Here's an approach using combn from base R, and then filtering using dplyr. (I'm sure there's a way w/o it but my base-fu isn't there yet.)
With only 4 numbers from a pool of 60, there are "only" 488k different combinations (ignoring order; =60*59*58*57/4/3/2), so it's quick to brute force in about a second.

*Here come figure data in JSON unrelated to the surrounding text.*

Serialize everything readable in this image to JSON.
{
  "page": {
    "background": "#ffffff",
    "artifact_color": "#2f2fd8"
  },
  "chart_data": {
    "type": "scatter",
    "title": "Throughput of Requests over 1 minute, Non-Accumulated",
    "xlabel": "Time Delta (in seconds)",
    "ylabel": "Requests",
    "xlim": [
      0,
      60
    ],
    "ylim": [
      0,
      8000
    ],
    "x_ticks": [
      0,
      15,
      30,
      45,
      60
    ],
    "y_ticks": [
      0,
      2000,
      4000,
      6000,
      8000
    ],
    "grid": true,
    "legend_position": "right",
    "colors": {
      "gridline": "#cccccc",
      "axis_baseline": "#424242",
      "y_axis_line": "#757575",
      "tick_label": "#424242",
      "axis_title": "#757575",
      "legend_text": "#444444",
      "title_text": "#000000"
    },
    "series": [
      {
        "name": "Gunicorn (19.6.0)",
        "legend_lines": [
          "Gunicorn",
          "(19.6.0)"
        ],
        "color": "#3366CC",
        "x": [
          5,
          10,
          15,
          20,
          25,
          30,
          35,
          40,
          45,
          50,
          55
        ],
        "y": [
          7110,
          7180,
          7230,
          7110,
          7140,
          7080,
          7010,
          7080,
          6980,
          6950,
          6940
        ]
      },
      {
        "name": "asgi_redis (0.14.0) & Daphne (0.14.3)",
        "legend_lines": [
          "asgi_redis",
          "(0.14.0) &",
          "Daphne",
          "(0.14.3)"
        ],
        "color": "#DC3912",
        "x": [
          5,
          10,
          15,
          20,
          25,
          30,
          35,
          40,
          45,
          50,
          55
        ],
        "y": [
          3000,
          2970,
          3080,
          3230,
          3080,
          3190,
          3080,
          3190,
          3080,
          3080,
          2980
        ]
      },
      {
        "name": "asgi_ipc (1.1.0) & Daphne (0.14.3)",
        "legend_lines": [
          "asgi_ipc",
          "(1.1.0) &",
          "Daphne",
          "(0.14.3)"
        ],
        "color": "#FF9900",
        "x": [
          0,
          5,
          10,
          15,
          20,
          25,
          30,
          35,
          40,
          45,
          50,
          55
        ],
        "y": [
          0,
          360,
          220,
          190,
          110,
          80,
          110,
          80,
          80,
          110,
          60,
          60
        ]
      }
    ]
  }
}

# Make a vector of 60 numbers like your example
set.seed(42)
my_nums <- rnorm(60, 0.05, 0.08);
all_combos <- combn(my_nums, 4) # Get all unique combos of 4 numbers
library(tidyverse)
combos_table <- all_combos %>%
t() %>%
as_tibble() %>%
mutate(sum = V1 + V2 + V3 + V4) %>%
filter(sum > 0.1, sum < 0.11)
> combos_table
# A tibble: 8,989 x 5
V1 V2 V3 V4 sum
<dbl> <dbl> <dbl> <dbl> <dbl>
1 0.160 0.00482 0.0791 -0.143 0.100
2 0.160 0.00482 0.101 -0.163 0.103
3 0.160 0.00482 0.0823 -0.145 0.102
4 0.160 0.00482 0.0823 -0.143 0.104
5 0.160 0.00482 -0.0611 -0.00120 0.102
6 0.160 0.00482 -0.0611 0.00129 0.105
7 0.160 0.00482 0.0277 -0.0911 0.101
8 0.160 0.00482 0.0277 -0.0874 0.105
9 0.160 0.00482 0.101 -0.163 0.103
10 0.160 0.00482 0.0273 -0.0911 0.101
# … with 8,979 more rows
This says that in this example, there are about 9000 different sets of 4 numbers from my sequence which meet the criteria. We could pick any of these and put them in positions 4-7 to meet your requirement.